The detail of the possessions of the Antonie family at their estate at Colworth House in Sharnbrook (Bedfordshire) in the 18th century, recorded in successive inventories, provides an interesting illustration of men’s taste for porcelain. Marc Antonie was steward to the Duke of Montagu. In 1715, he bought the Colworth estate from John Wagstaff, citizen and mercer of the City of London, who had previously bought it from the Montagus. The Antonies had invested money in the South Sea stock, which resulted in the family’s financial collapse when the South Sea Bubble burst.
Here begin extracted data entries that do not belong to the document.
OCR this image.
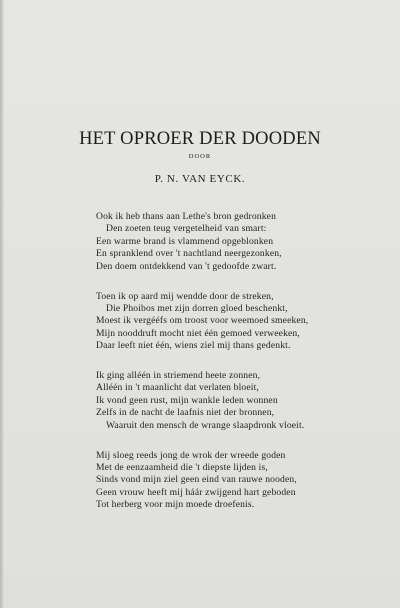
HET OPROER DER DOODEN
DOOR
P. N. VAN EYCK.
Ook ik heb thans aan Lethe's bron gedronken
Den zoeten teug vergetelheid van smart:
Een warme brand is vlammend opgeblonken
En spranklend over 't nachtland neergezonken,
Den doem ontdekkend van 't gedoofde zwart.
Toen ik op aard mij wendde door de streken,
Die Phoibos met zijn dorren gloed beschenkt,
Moest ik vergééfs om troost voor weemoed smeeken,
Mijn nooddruft mocht niet één gemoed verweeken,
Daar leeft niet één, wiens ziel mij thans gedenkt.
Ik ging alléén in striemend heete zonnen,
Alléén in 't maanlicht dat verlaten bloeit,
Ik vond geen rust, mijn wankle leden wonnen
Zelfs in de nacht de laafnis niet der bronnen,
Waaruit den mensch de wrange slaapdronk vloeit.
Mij sloeg reeds jong de wrok der wreede goden
Met de eenzaamheid die 't diepste lijden is,
Sinds vond mijn ziel geen eind van rauwe nooden,
Geen vrouw heeft mij háár zwijgend hart geboden
Tot herberg voor mijn moede droefenis.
After Marc Antonie’s death in 1720, the 1723 inventory was made with a view to selling the furniture to get the family out of debt. The presence in the inventory of porcelain dishes and basins exported from China reflects how the fashion for porcelain was connected to the ever more fashionable practice of drinking another Chinese product, tea and, to a lesser degree, coffee. The inventory records a “cheany & Teatable” in the North Parlour, advertised for £ 6 14s, and in the Hall “10 little Cheany plates that sold for £ 1 5s, 6 larg [sic] Cheany Dishes £ 1 15s, 4 Cheany Basons, Cheany mugs and Delf Dishes, Cheany Cassters and Cheany”.
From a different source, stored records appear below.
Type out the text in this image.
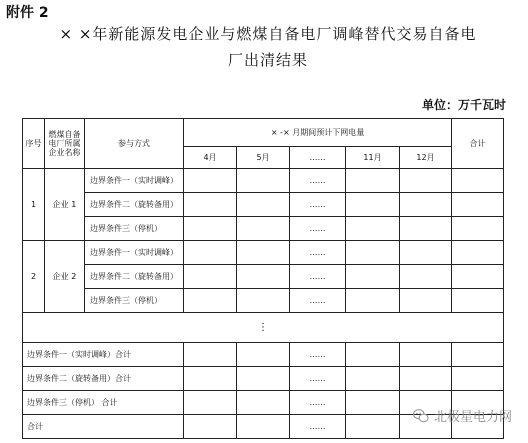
附件 2
× ×年新能源发电企业与燃煤自备电厂调峰替代交易自备电
厂出清结果
单位：万千瓦时
序号	燃煤自备电厂所属企业名称	参与方式	× -× 月期间预计下网电量					合计
			4月	5月	……	11月	12月	
1	企业 1	边界条件一（实时调峰）			……			
		边界条件二（旋转备用）			……			
		边界条件三（停机）			……			
2	企业 2	边界条件一（实时调峰）			……			
		边界条件二（旋转备用）			……			
		边界条件三（停机）			……			
⋮								
边界条件一（实时调峰）合计					……			
边界条件二（旋转备用）合计					……			
边界条件三（停机） 合计					……			
合计					……			
北极星电力网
The second inventory of 1771 was made after the death of Marc Antonie’s youngest son, Richard, on 26 November 1771. Richard Antonie had inherited the estate in 1768 after John’s death, Marc Antonie’s eldest son. He first established himself as a draper and then moved on to Jamaica in 1748 where he owned a sugar plantation. The furnishings of the house listed in the 1771 inventory were mostly purchased by Richard and some pieces by John Antonie. They give a good indication of the type of furnishing found in the 1760s in a country house, and, as James Collett-White points out, “reflect what a country gentleman with London connections might have purchased and collected”.
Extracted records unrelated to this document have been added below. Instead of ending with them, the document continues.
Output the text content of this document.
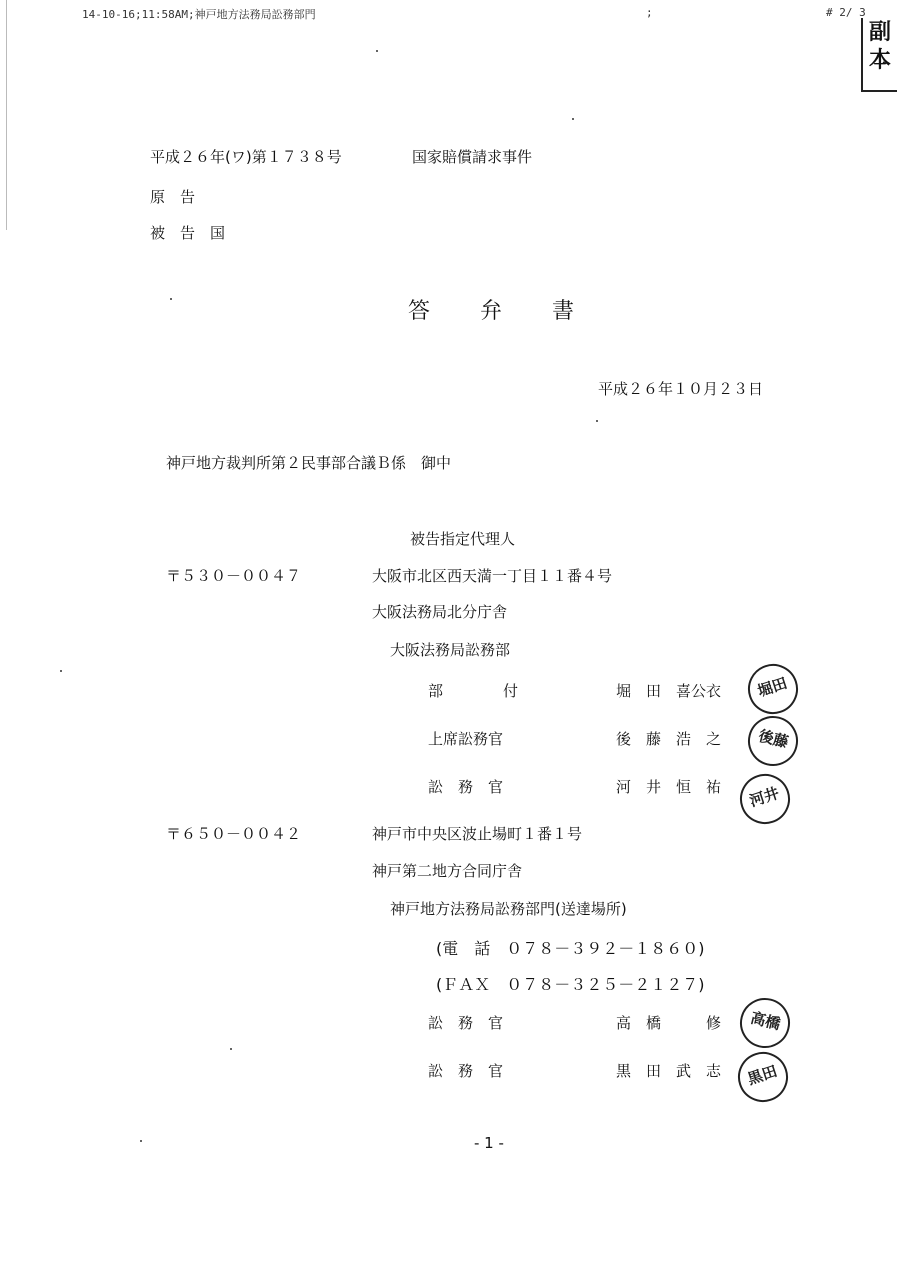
14-10-16;11:58AM;神戸地方法務局訟務部門	;	# 2/ 3
副本
平成２６年(ワ)第１７３８号	国家賠償請求事件
原　告
被　告　国
答　　弁　　書
平成２６年１０月２３日
神戸地方裁判所第２民事部合議Ｂ係　御中
被告指定代理人
〒５３０－００４７	大阪市北区西天満一丁目１１番４号
大阪法務局北分庁舎
大阪法務局訟務部
部　　　　付	堀　田　喜公衣	堀田
上席訟務官	後　藤　浩　之	後藤
訟　務　官	河　井　恒　祐	河井
〒６５０－００４２	神戸市中央区波止場町１番１号
神戸第二地方合同庁舎
神戸地方法務局訟務部門(送達場所)
(電　話　０７８－３９２－１８６０)
(ＦＡＸ　０７８－３２５－２１２７)
訟　務　官	高　橋　　　修	高橋
訟　務　官	黒　田　武　志	黒田
- 1 -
Ornamental and functional porcelain figures prominently in the inventory. Antonie had an unusually large collection of china. In the two parlours and three of the four principal bedrooms were 125 pieces of ornamental china. The inventory does not mention the provenance of the pieces and it is highly probable these porcelains were not all of Chinese origin, but would have also come from continental centres such as Delft, Meissen and France, and also from English porcelain factories such as Derby, Worcester and Bow. Non-functional porcelain was completed by a huge number of porcelain plates and dishes which were kept in the “china closet”. Two “dragon china” dishes and “Nankeen basins” get mentioned in the inventory, which confirms the presence of Chinese export porcelain in Antonie’s collection. The taste for Chinese-styled indoor and outdoor decoration, which blended authentic Chinese wares with chinoiserie, gained momentum in the century, reaching a peak in the 1750s and 1760s16. Antonie had a particular liking for chinoiserie, as he commissioned a gate or possibly a low fence of oak railings to be made in the Chinese style, which he mentioned in his notes: “Richard Antonie made a New China Work the front of his house.”It thus appears very likely that he would have collected Chinese porcelain to complement the Chinese theme set up outside his house.